What you can do: Cultivate understanding of how her brain works . . . and help her process out loud.

You may have seen from experience that men and women sometimes process emotions and thoughts in different ways. And in this case, actual differences in our brain wiring may be behind two specific things that are going on.

First, in general, most men (more than seven out of ten) prefer to think things through internally—in other words, think about something and then talk about it. Most women are the other way around—due to their brain wiring, most women instinctively want to talk something through in order to think it through. Which is why 95% of women don’t want a solution handed to them before they have had a chance to process and think out loud for themselves.

So if your wife is a process-out-loud sort of person, instead of you jumping straight to the short cut of the solution so you can go to sleep (“Well, let’s just offer to take the grandkids to church with us next week”) recognize how her brain works and that she is actively wanting to think it through.

She is saying: “This is bugging me and I can’t go to sleep until I figure out what would make me feel better.”

What you can do: Listen without judgment that she needs something to make her feel better!

The second way you see the brain wiring in action comes when the topic is something that is bugging her and she wants to process it so that she can go to sleep.

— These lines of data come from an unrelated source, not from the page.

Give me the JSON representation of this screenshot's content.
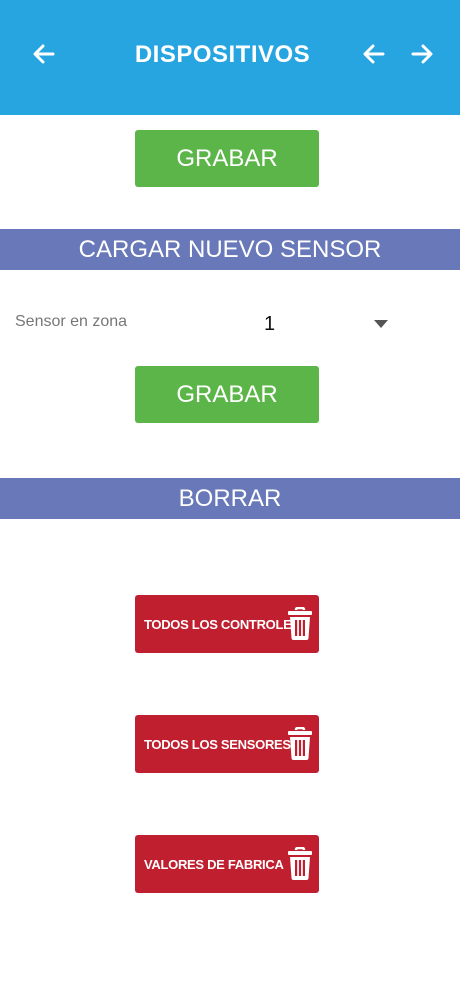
{
  "colors": {
    "header_bg": "#27a5e0",
    "green": "#5cb548",
    "section_bar": "#6878b8",
    "red": "#c01f2f"
  },
  "header": {
    "title": "DISPOSITIVOS",
    "back_icon": "arrow-left-icon",
    "prev_icon": "arrow-left-icon",
    "next_icon": "arrow-right-icon"
  },
  "top_save": {
    "label": "GRABAR"
  },
  "new_sensor": {
    "section_title": "CARGAR NUEVO SENSOR",
    "field_label": "Sensor en zona",
    "zone_value": "1",
    "dropdown_icon": "caret-down-icon",
    "save_label": "GRABAR"
  },
  "delete": {
    "section_title": "BORRAR",
    "buttons": [
      {
        "label": "TODOS LOS CONTROLES",
        "icon": "trash-icon"
      },
      {
        "label": "TODOS LOS SENSORES",
        "icon": "trash-icon"
      },
      {
        "label": "VALORES DE FABRICA",
        "icon": "trash-icon"
      }
    ]
  }
}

Briefly, imagine our brains are like computers with one or more windows open. In most cases (roughly 75%), men will have one mental “window” open at a time. It is as if you focus on that thought or topic, close that window, then open up the next one. It’s a very sequential process and, once bedtime arrives, you are generally able to close the last window and go to sleep.

Many women have a different experience. In fact, our research for For Men Only found that 87% of women have many windows open at once. All day, we women bounce back and forth between the thoughts we are processing. Did the kids finish their homework? Is my boss still upset at that error? Has the dog been out? Did we sign that permission slip? By the time we crawl into bed and try to close out our mental desktop, there is often a worry-window that has been sitting there all day, bugging us, that we haven’t been able to focus on yet. And if we don’t focus on it, we’ll probably be lying awake with our mind whirring for a while. Because unlike with the brain wiring of most men, the brain wiring of most women isn’t set up to easily “close out” an annoying mental window.

Your wife may be reaching out to you because discussing the issue will help her figure out what would make her feel better. This might mean that she processes toward a “solution” (as mentioned earlier) or it might simply involve her figuring out what would quiet her heart even if it doesn’t solve the actual problem. For example: “Maybe we should offer to take the grandkids to church at some point, but first . . . I think I just need to have a heart-to-heart with Jessica about where they are. This is a marathon and not a sprint, and I don’t want to come across as pushy.”

So guys, the next time the clock hits 11:00 pm, and your wife rolls over and wants to discuss something, understand that she doesn’t want to cause sleep deprivation! She is sending a signal that she is looking to you, the most important person in her life, for engagement on a topic that matters. If you can’t engage right then, she will understand—especially if you establish a pattern of following through on the conversation shortly thereafter. But no matter when you talk, the good news is this: your work to understand her will signal something as well—that you care.